See point 4 above for addition of experiments and text addressing the potential role of cytokinin in drought resistance in abig1 mutant plants.

The most critical point of the work is that it implies a new branch in the ABA response pathway that regulates both senescence and growth, but the molecular characterization of both these processes is quite cursory. A great deal has been written about senescence and its associated molecular events, but all we can say from the work presented is that the leaves in the abig1 mutants don't yellow as much. For example, many senescence-induced genes are ABA-regulated at the transcriptional level quite quickly after ABA application and before yellowing occurs. Are the abig1 mutants defective in ABA-mediated regulation of senescence-associated transcripts?

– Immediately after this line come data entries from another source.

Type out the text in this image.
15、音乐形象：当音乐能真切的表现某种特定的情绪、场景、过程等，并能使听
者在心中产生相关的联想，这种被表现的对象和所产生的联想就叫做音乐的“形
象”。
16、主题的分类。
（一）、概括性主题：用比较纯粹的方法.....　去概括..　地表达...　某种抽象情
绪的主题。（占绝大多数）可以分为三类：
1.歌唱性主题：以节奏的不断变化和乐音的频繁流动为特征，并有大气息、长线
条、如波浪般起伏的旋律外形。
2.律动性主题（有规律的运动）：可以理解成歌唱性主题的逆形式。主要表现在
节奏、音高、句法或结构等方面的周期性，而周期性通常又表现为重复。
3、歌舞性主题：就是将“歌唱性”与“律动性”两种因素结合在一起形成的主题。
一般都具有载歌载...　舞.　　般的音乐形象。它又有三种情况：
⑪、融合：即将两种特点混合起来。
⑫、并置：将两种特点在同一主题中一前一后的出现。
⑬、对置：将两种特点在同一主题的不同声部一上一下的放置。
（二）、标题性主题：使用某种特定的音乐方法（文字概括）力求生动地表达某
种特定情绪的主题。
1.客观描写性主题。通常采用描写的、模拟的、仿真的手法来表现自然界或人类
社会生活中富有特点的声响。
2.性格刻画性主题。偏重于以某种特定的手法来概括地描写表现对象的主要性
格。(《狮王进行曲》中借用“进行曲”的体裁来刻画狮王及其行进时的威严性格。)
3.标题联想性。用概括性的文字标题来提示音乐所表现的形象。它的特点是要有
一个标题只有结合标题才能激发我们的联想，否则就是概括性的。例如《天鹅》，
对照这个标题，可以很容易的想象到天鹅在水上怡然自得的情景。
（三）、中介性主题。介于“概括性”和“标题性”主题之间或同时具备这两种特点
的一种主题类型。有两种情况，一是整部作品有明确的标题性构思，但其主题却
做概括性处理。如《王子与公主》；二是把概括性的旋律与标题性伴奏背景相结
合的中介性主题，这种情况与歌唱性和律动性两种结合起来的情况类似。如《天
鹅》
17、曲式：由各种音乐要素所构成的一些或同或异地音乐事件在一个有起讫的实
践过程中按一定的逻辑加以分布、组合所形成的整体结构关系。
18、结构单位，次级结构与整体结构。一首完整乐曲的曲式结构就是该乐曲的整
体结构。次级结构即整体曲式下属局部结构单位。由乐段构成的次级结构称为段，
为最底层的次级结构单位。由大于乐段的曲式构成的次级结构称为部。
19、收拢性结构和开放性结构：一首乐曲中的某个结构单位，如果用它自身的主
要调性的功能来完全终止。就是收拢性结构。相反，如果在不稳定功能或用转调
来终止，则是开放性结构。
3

See point 3 above for addition of experiments and text addressing the role of ABIG1 in regulating senescence associated transcripts.

I recognize that the inducible XVE constructs go somewhat towards addressing this issue, but a clearer delineation of the necessity for ABIG1 in mediating a subset of ABA-controlled responses would add to the work substantially. The direct link between ABA and ABIG1 hinges on an increase in ABIG1 transcript levels that is only partially affected by the abi1-1 mutation. How direct is the regulation?

Overall, I believe this is a potentially important and pioneering paper, but it would benefit from greater depth in its physiological analyses and by building a stronger case for a direct molecular link between components of the ABA signaling network and ABIG1.

See point 1 above for discussion of direct vs. indirect regulation of ABIG1 transcription by ABA.